After moving to Canada in 1995, Fenerci began exhibiting his collection across North American cities. Dr. Suciyan described how she came across his collection in Montreal in 2023 when Mrs. Fenerci invited her to their home to view the masterpiece.
It was there that Dr. Suciyan found postcards related to her own research about the fate of Armenian orphans in Greece after 1922. The collection has some very rare postcards, documents, and correspondences from orphans in Greece, specifically from the islands of Corfu and Syra, which are today referred to as Kerkyra and Syros, respectively.
Dr.
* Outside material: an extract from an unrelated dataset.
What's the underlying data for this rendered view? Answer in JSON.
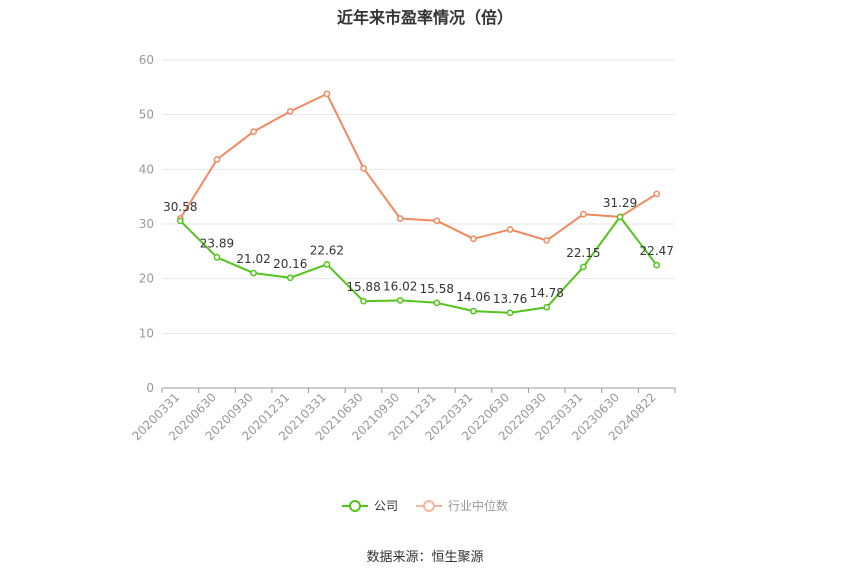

Suciyan explained that after the Greek defeat in the Greco-Turkish War (1919-1922), Armenians were looking for any way to escape the Ottoman Empire.
Around this time, the Armenian administration in Istanbul made the decision to empty the Armenian orphanages and send the children to Greece.
Many kaghtagans [those in perpetual exile], ended up in Greece, enduring a grueling journey by ship, often facing malnutrition and outbreaks of disease.
Once in Greece they continued to suffer long decades of dire living conditions, Armenian orphans among them.
In the aftermath of the war, Greece was not in a stable enough condition to receive the tens of thousands of Armenian exiles let alone the one million Greeks from Asia Minor (of which approximately 10% were actually Armenians).
Dr. Suciyan highlighted that Greece lacked the infrastructure to shelter the orphans and meet their daily needs. Despite the country’s instability, 16,000 orphans arrived to Greece under the responsibility of the Near East Relief (NER) organization, 9,000 of whom were Armenians.
Mr. Fenerci’s collection compiles together several post-cards sent by the orphans to their siblings. Dr. Suciyan presented images and translations of some of these postcards, the first one being sent from Koharig Tchorbajian in Athens to her brother Vahe in 1924. In this sweet correspondence, Koharig wishes her brother a merry Christmas and encourages him to be cheerful. Dr. Suciyan introduced another postcard sent from the Syra Girls Orphanage to the Syra Boys Orphanage, emphasizing that girls and boys were strictly separated to the point that siblings could only communicate by sending postcards.
According to Dr. Suciyan, the beginning of 1923 marked the complete dispersion of the Armenian orphans around the world.
The Armenian Delegation registered 45,000 orphans, with 22,000 being hosted by Armenia, 8,600 in Lebanon, and 8,500 in Greece.
The rest of the children were sent to countries such as Bulgaria, Romania, Switzerland, Italy, and Israel.
The NER does not state where the children went after 1930, and just like the kaghtagans, the fates of Armenian and non-Armenian orphans remain vague and blurred.
“The collector Berç Fenerci must have understood the catastrophic situation that the orphans were going through,” noted Dr. Suciya.
“He devoted a considerable place in his panels to the issue of dispersed Armenian orphans around the world.”
Despite the many tribulations faced by exiles, it is the dedication to the preservation of truth, much like Mr. Fenerci’s, that keeps their stories alive, ensuring that their resilience is never forgotten.
The Syra Orphanage is now a military zone and Dr. Suciyan described how the military personnel are well-educated and sensitive about its history.
As a glimmer of hope that truth never dies, they have established a museum at the entrance of the military base dedicated to the orphanage, even being so careful as to preserve the children’s toys, which are now around 100 years old.
With Dr. Suciyan’s ongoing research over the last twelve years about this dark period in Armenian history and collectors of artifacts such as Mr. Fenerci, light can be shed on the past in a way that both honors it and ensures that its atrocities are not repeated.
Dr. Suciyan ended her lecture with a meaningful quote from Armenian writer and educator Antranig Tsarukyan. “The unaddressed orphanhood of the people without childhood continues to live within our families, deep within our souls, waiting to be recognized, addressed, and honored.”